Manche Menschen können die Zukunft vorhersehen. Miguel Capó kann
die Zukunft schmecken. Süß schmeckt sie, mild und sehr fruchtig -
nach Orangen. Eines schönen Sommertages legte sie sich auf seine
Zunge, als der Mitinhaber der Marketingfirma "Foravila Design" im
Orangenhain des Firmengartens in Sóller saß. Warum nicht aus den
Früchten ein leckeres Produkt kreieren, dachte er sich, fernab von
Marmeladen und Eiscremes, wie sie schon aus Sóller kommen?

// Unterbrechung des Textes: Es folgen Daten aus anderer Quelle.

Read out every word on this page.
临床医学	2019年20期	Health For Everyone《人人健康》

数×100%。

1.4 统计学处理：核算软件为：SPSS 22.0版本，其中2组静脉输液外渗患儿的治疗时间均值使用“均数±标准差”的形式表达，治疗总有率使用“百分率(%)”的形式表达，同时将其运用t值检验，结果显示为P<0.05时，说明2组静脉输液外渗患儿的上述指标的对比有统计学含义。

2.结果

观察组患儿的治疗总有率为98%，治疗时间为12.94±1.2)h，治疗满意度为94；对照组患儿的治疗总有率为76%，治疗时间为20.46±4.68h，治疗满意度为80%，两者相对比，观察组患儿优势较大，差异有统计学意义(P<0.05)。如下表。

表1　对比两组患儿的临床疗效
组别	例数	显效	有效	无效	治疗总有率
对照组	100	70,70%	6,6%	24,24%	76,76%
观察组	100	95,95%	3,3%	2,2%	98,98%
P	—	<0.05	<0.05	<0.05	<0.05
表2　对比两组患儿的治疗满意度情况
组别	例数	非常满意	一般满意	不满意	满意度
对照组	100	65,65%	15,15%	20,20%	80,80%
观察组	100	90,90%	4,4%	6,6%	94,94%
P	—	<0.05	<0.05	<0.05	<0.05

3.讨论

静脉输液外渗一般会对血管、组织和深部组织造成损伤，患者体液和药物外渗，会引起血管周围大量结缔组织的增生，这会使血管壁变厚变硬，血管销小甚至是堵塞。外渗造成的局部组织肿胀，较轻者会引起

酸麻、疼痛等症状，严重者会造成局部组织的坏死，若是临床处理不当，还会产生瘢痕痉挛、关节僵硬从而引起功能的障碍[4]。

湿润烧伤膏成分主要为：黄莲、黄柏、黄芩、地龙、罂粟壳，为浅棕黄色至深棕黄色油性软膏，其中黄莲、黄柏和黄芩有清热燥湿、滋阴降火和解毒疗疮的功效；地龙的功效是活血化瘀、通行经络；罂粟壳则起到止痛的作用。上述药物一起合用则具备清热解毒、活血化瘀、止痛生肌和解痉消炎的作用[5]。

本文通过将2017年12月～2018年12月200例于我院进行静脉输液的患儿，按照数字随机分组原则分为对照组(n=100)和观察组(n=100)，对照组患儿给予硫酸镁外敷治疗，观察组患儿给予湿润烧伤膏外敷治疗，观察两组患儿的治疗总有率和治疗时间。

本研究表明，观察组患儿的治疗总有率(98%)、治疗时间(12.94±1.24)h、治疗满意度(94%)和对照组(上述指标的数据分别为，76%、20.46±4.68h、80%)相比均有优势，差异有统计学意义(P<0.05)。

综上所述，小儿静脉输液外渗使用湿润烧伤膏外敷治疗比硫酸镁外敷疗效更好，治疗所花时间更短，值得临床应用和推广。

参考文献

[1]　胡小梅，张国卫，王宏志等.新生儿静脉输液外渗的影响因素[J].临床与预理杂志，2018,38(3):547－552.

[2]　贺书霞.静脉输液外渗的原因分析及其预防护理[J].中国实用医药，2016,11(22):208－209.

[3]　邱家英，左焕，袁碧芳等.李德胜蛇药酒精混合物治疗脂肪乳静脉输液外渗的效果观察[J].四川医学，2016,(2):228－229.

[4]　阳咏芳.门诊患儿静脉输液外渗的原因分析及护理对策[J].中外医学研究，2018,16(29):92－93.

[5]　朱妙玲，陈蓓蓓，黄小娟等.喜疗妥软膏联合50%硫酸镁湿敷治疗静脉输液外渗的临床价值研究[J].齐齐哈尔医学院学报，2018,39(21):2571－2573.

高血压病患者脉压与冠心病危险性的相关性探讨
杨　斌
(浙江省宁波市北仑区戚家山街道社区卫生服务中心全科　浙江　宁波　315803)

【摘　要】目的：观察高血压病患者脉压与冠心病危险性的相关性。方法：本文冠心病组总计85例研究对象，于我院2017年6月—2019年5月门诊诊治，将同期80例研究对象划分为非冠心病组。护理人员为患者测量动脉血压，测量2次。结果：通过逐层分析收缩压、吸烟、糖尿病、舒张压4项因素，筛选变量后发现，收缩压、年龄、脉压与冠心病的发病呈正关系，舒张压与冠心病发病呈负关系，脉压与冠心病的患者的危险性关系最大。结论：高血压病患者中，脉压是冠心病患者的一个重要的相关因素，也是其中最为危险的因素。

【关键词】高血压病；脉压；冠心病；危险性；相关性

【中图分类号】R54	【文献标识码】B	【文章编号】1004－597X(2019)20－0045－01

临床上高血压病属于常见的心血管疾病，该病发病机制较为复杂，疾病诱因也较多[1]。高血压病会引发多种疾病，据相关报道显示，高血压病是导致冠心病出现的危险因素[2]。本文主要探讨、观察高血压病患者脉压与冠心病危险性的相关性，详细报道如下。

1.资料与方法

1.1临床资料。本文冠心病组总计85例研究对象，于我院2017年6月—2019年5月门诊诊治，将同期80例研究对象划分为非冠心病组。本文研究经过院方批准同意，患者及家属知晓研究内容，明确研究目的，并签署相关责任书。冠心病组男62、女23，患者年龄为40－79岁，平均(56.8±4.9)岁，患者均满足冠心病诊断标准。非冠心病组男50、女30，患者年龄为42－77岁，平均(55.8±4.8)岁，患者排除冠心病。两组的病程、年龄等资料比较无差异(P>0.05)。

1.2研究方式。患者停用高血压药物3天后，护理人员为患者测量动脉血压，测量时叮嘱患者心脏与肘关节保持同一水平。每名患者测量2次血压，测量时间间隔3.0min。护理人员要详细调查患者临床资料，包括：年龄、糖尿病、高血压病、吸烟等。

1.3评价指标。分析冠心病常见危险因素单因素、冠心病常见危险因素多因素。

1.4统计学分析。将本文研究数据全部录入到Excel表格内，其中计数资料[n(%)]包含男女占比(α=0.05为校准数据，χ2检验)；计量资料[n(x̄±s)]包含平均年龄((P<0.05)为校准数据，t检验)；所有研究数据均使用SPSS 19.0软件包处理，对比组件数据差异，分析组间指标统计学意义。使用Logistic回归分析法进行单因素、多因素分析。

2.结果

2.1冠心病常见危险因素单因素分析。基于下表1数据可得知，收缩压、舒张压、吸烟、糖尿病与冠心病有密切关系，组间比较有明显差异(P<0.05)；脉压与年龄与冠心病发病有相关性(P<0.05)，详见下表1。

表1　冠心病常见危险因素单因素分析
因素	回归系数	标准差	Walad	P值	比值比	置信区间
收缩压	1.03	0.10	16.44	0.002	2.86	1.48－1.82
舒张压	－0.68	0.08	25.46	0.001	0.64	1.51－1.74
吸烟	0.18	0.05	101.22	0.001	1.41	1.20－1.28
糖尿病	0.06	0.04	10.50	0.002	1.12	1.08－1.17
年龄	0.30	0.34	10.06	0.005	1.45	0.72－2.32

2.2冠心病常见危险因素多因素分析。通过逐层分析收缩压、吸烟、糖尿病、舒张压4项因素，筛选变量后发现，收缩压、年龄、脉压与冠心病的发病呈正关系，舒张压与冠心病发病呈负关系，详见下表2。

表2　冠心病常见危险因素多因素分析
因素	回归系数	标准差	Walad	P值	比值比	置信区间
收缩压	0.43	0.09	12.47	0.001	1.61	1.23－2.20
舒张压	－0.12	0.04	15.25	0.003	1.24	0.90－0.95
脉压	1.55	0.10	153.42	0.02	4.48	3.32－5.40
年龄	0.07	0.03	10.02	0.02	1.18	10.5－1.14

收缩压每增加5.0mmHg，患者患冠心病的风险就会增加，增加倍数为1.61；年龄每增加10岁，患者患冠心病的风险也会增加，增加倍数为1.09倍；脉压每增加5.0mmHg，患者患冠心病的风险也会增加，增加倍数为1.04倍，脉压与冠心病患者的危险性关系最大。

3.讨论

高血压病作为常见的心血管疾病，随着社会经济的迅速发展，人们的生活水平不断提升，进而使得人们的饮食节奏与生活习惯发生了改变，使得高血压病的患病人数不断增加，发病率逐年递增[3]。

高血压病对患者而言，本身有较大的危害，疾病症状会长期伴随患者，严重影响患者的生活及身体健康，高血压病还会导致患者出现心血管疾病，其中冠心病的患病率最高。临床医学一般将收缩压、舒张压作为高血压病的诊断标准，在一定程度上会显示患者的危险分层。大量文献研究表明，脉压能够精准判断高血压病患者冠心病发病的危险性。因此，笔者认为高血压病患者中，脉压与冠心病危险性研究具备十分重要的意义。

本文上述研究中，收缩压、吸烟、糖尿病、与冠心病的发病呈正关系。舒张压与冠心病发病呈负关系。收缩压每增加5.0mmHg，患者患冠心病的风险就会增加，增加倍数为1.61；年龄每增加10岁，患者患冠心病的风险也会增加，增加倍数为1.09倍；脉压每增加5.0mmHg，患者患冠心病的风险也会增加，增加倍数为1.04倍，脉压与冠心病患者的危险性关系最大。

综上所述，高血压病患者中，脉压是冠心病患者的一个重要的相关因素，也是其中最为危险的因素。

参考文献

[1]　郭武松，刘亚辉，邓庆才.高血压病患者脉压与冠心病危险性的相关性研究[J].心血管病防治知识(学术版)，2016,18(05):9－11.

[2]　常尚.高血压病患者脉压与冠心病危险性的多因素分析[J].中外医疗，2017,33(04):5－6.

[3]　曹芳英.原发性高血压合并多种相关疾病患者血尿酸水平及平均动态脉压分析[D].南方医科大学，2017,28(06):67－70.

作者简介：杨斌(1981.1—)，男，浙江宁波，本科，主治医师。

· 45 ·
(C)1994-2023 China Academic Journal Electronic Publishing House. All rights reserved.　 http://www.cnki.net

Und traf damit den Nagel auf den Kopf: Im März ist der liebliche
Likör "Angel d'Or" zwei Jahre auf dem Markt, hat längst die Herzen
namhafter Barkeeper erobert, die eigens Cocktailrezepte mit dem
goldfarbenen Orangenelexier entworfen haben, und der Köche, die
gerne auf das Produkt zurückgreifen, um ihren Speisen einen
exquisiten, lokalpatriotischen Hauch zu verleihen. Ungewöhnlichem
Erfolg gehen ungewöhnliche Maßnahmen voraus. In diesem Fall kam das
Huhn vor dem Ei: Das Marketingkonzept stand bereits, da musste das
Produkt noch geschaffen werden. Die Idee sei aber nicht von
ungefähr gekommmen, erklärt Miguel Capó - "Foravila Design" ist auf
Branding spezialisiert, erarbeitet seit 1989 Relaunches und
Marktauftritte für die Konsumgüterindustrie, wobei die
Spirituosenbranche eine wichtige Rolle spiele. Auch die deutsche:
"Die Insel ist wegen ihrer Größe in solchen Bereichen eben sehr
beschränkt", erklärt der 38-Jährige.
Und der deutsche Markt bot sich an: Zwei der vier
Geschäftsführer des Unternehmens sind Deutsche. In der
Vergangenheit arbeitete das Team eng mit "Behrendsen" und der
Brennerei "Schwarze & Schlichte" aus Nordrhein-Westfalen
zusammen. Letztere waren es auch, die gleich von Capós Likör-Idee
begeistert waren. "Wir schickten unsere Orangen in ihren
Firmensitz", erzählt der Mallorquiner, "so entstand nach und nach
die Rezeptur." Und eine deutsch-mallorquinische Fusion wurde wahr:
Die 31-prozentige Alkoholmischung kommt aus Nordrhein-Westfalen,
abgefüllt wird bei der Firma "Tunel" in Marratxí, das Aroma aber
ist pures Sóller. In wenigen Tagen ist hier wieder Saison: Dann
werden auf der Finca "Can Posteta" und "Can Det" 8.000 Tonnen
biologische Orangen geerntet. Es sind Früchte der alten Sorte
"Canoneta", die wegen ihrer Saftigkeit geschätzt wird. Das
Fruchtfleisch aber ist unwichtig: Das Aroma sitzt im Öl der Schale.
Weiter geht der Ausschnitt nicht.